Mirándolos fijamente con esos sobrenaturales ojos azules de demente, Graddick señaló el
Night Maneuvers Lounge
.
—¿Veis el número que hay sobre la puerta? Ésta es la dirección que me disteis, 4015 Victory Drive.
—No, no puede estar bien —David estaba desconcertado. Se suponía que ésa era la dirección de Elizabeth Gupta.
—Yo conozco este lugar —dijo Graddick con acento sureño—. Antes de mi salvación fui un soldado del ejército de Satán. Estuve destinado aquí, en Benning, y solíamos venir a Victory Drive todos los fines de semana que teníamos permiso. —Frunció el ceño y escupió en el asfalto—. V. D. Drive, lo llamamos. Es un antro dedicado al lenocinio.
David asintió. Ahora empezaba a comprender. Recordó lo que el profesor Gupta había dicho de su hija drogadicta. Ponerse en contacto con ella iba a ser más difícil de lo que esperaba.
—Creo que la mujer que tenemos que ver trabaja en este bar.
Graddick entrecerró los ojos.
—¿Y dijiste que esta mujer era familiar de tu esposa?
David volvió a asentir e hizo un gesto hacia Monique.
—Así es, son primas.
—Prostitución y fornicación —masculló Graddick, mientras miraba con el ceño fruncido el edificio de bloques de hormigón—. «Con tu fornicación has contaminado la tierra.»
[17]
—Volvió a escupir mientras miraba el lascivo letrero de neón. Parecía que quisiera arrancarlo con sus propias manos.
A David se le ocurrió que este corpulento montañero de Virginia Occidental les podía resultar útil. Cuanto menos podrían utilizar su ranchera.

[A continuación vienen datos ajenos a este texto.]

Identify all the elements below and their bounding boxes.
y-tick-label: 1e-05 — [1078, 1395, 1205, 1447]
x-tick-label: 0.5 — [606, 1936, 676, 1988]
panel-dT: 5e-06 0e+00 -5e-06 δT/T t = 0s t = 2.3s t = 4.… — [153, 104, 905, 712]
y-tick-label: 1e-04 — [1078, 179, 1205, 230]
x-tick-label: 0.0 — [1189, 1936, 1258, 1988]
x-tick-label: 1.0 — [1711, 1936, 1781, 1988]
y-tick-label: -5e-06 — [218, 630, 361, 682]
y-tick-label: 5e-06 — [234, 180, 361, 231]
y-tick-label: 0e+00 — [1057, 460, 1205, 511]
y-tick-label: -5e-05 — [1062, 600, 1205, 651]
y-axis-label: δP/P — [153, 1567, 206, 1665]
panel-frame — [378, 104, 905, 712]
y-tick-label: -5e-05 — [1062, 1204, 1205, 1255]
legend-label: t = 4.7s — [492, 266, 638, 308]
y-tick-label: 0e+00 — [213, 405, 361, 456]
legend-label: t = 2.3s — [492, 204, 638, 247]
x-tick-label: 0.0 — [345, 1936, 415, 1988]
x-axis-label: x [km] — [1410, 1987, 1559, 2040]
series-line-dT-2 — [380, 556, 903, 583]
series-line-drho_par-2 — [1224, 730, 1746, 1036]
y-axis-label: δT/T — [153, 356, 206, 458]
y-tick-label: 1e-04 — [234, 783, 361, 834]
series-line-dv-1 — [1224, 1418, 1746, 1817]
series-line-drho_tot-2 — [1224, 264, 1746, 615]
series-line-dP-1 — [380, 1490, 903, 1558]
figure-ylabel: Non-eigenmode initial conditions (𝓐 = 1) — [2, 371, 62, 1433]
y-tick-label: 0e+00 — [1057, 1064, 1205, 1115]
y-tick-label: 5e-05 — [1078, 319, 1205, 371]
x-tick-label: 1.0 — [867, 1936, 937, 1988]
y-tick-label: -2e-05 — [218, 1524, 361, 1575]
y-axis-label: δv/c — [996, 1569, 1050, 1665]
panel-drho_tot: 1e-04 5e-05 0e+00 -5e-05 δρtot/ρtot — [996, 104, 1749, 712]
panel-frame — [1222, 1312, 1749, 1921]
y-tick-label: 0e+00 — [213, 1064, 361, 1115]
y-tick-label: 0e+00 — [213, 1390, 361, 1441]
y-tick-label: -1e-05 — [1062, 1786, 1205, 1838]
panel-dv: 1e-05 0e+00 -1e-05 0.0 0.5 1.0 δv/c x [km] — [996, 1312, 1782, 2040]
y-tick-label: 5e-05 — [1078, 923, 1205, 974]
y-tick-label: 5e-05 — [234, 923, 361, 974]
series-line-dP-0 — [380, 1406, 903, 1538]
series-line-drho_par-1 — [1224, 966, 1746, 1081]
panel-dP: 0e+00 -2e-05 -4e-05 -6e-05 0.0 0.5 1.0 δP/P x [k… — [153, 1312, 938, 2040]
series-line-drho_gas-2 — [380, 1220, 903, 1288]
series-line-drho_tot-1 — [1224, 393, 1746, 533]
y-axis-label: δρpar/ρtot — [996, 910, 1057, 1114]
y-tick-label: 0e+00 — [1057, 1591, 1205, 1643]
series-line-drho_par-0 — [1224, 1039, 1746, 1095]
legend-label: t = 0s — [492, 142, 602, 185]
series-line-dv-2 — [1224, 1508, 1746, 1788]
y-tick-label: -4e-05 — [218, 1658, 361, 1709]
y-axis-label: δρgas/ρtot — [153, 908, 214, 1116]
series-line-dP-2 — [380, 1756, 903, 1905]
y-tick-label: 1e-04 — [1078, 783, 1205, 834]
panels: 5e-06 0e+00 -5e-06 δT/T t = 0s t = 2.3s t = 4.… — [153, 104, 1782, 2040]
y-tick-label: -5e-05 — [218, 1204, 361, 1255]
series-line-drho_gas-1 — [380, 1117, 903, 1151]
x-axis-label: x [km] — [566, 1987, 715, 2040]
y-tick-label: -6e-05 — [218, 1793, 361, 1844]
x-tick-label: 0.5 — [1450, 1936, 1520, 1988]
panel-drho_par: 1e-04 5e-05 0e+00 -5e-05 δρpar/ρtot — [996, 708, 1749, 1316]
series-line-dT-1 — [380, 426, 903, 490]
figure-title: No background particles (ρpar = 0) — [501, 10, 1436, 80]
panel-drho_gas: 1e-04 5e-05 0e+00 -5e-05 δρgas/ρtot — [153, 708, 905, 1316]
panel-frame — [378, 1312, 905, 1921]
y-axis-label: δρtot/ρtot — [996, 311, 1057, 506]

—Sí, lo que le ha pasado a Elizabeth nos rompe el corazón —dijo David—. Tenemos que ayudarla de alguna forma.
Tal y como David esperaba, la idea pareció llamar la atención de Graddick, que ladeó la cabeza y dijo.
—¿Es que queréis salvarla?
—Por supuesto. Tenemos que convencerla de que acepte a Jesucristo como su salvador. Si no, irá directamente al infierno.